Q: I read your blog on “board certification” in condominiums and have suggested to our president that all board members take such a course. I received no reply. I sent a document production request via certified mail and received as proof the “notice of intent to become a candidate” forms with the required state certification quotation that they have read all of the documents, etc. Does the state accept this type of board certification?
– E.C. (via email)
A: Yes. Over the past several years, all of Florida’s community association statutes have been amended to require that board members be “certified.” Newly elected or appointed board members must, within 90 days of being seated on the board, sign a form that provides that the board member has read the association’s governing documents, and that such board member will work to uphold such documents to the best of his or her ability. Further, the board member must agree that he or she will faithfully discharge his or her fiduciary duty to the association’s members. In lieu of signing this written certification, a newly elected or appointed director may instead provide a certificate demonstrating that they have satisfactorily completed an approved educational course. A prospective board member can attend and complete such an educational course up to one year in advance of taking a seat on the board.
In the event that a board member fails to either complete an educational course or sign the required form within 90 days of their election or appointment to the board, such board member is suspended from service on the board until they complete the requirement.
Although these laws were written with good intentions, they are essentially meaningless. Board members who wish to “do nothing” can simply certify that they have read the documents and will uphold their duty, and there is really no way to prove or disprove whether they have done so, nor any enforcement mechanism in the statute.

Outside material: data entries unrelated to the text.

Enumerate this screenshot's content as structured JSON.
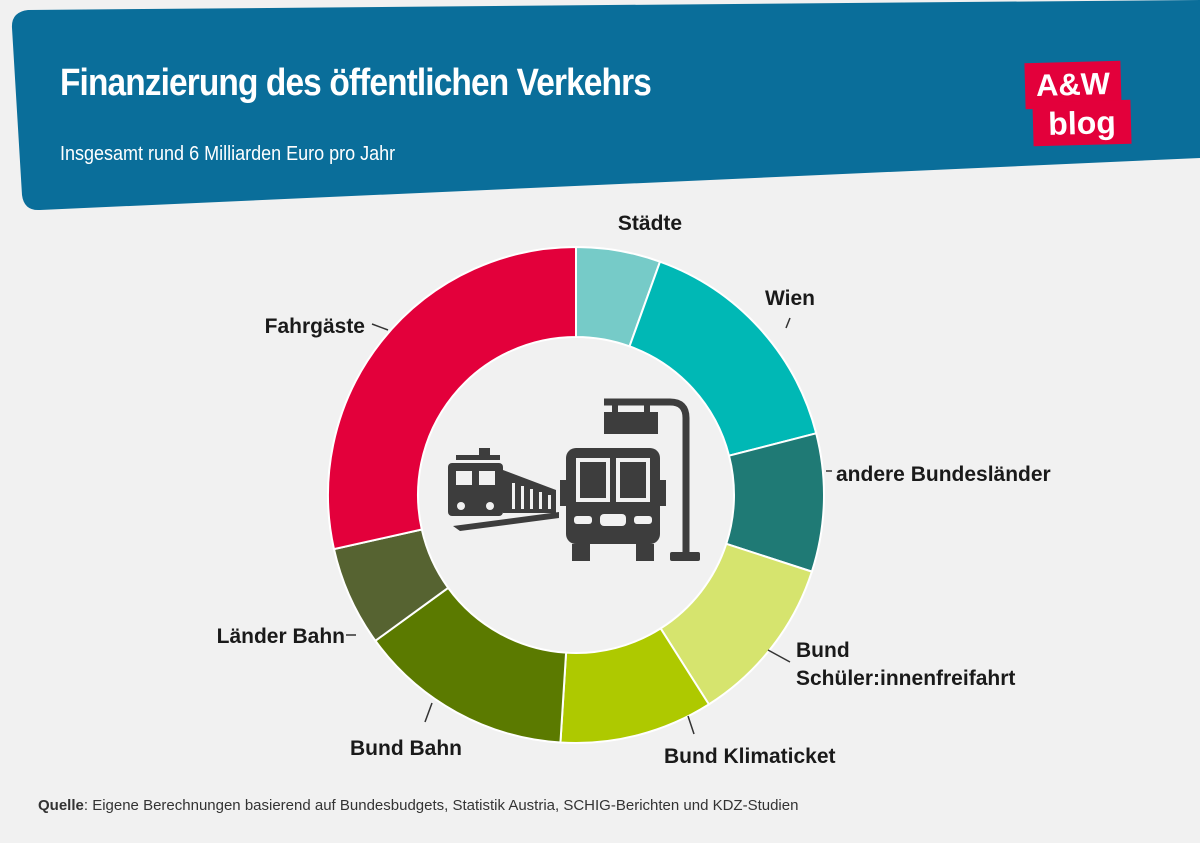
{
  "header": {
    "title": "Finanzierung des öffentlichen Verkehrs",
    "subtitle": "Insgesamt rund 6 Milliarden Euro pro Jahr",
    "background_color": "#0a6e9a"
  },
  "logo": {
    "line1": "A&W",
    "line2": "blog",
    "color": "#e3003b"
  },
  "chart_data": {
    "type": "pie",
    "subtype": "donut",
    "center_icon": "public-transport-icon",
    "slices": [
      {
        "label": "Städte",
        "value": 5.5,
        "color": "#76cbc8"
      },
      {
        "label": "Wien",
        "value": 15.5,
        "color": "#00b8b5"
      },
      {
        "label": "andere Bundesländer",
        "value": 9,
        "color": "#1f7a75"
      },
      {
        "label": "Bund Schüler:innenfreifahrt",
        "value": 11,
        "color": "#d6e46e"
      },
      {
        "label": "Bund Klimaticket",
        "value": 10,
        "color": "#aec900"
      },
      {
        "label": "Bund Bahn",
        "value": 14,
        "color": "#5b7a00"
      },
      {
        "label": "Länder Bahn",
        "value": 6.5,
        "color": "#566331"
      },
      {
        "label": "Fahrgäste",
        "value": 28.5,
        "color": "#e3003b"
      }
    ]
  },
  "source": {
    "prefix": "Quelle",
    "text": ": Eigene Berechnungen basierend auf Bundesbudgets, Statistik Austria, SCHIG-Berichten und KDZ-Studien"
  }
}
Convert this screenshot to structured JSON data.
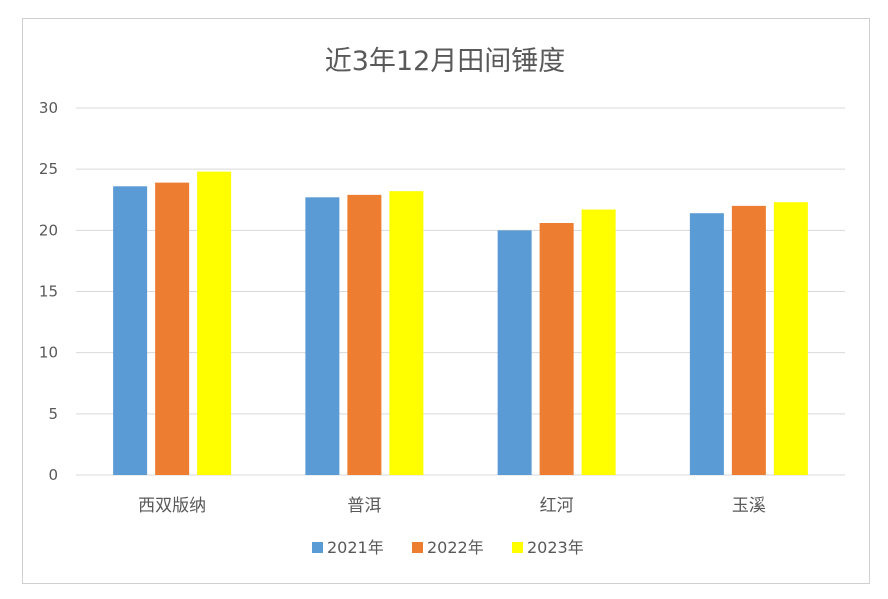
{
  "chart_data": {
    "type": "bar",
    "title": "近3年12月田间锤度",
    "categories": [
      "西双版纳",
      "普洱",
      "红河",
      "玉溪"
    ],
    "series": [
      {
        "name": "2021年",
        "color": "#5B9BD5",
        "values": [
          23.6,
          22.7,
          20.0,
          21.4
        ]
      },
      {
        "name": "2022年",
        "color": "#ED7D31",
        "values": [
          23.9,
          22.9,
          20.6,
          22.0
        ]
      },
      {
        "name": "2023年",
        "color": "#FFFF00",
        "values": [
          24.8,
          23.2,
          21.7,
          22.3
        ]
      }
    ],
    "ylim": [
      0,
      30
    ],
    "yticks": [
      0,
      5,
      10,
      15,
      20,
      25,
      30
    ],
    "grid": true,
    "legend_position": "bottom"
  }
}
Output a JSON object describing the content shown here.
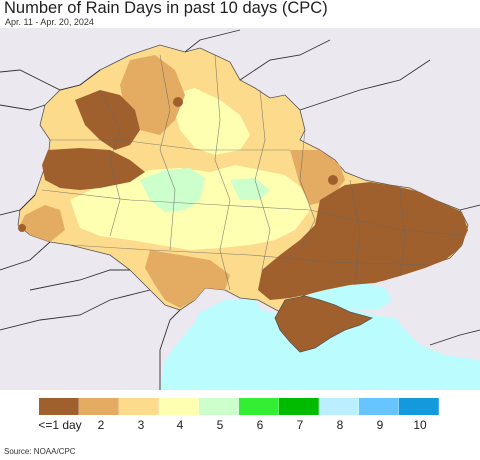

There is no bigger supporter of board member education than me. I have given educational presentations to more than 10,000 board members and managers over the course of my career in this field. I have found that the majority of board members come to these classes to learn about how to better govern their community, whether legally required or not. There is certainly a substantial percentage of people who serve on boards who do little to learn how to better do the job. Absent mandatory education, there is probably not much that can be done about that. Mandatory board education is a policy question as to which reasonable people can disagree, perhaps depending on one’s view of the proper role of governmental regulation of private contractual relationships.
Q: I serve on a condominium association board. I’ve read about fining committees. Not surprisingly, no one in our community wants to serve on such a committee. This makes it almost impossible to enforce our rules. Our association’s governing documents state that people being fined must have a hearing before the board of directors. Do our documents apply or do we still need a fining committee to levy fines?
– M.M. (via email)
A: If your association’s governing documents provide that a fining hearing need only be held before the “board of directors” before a fine can be imposed, the documents directly conflict with the Florida Condominium Act. The law provides that prior to fines being imposed, a hearing must be held before a committee of unit owners who are neither board members nor persons residing in a board member’s household.
In this case, the Florida Statutes trump governing documents. If your association is having issues recruiting volunteers to assist on the fining committee, the board should consider adding this to the agenda at the next association meeting. Discussing the impact of not having a fining committee could motivate unit owners to get involved.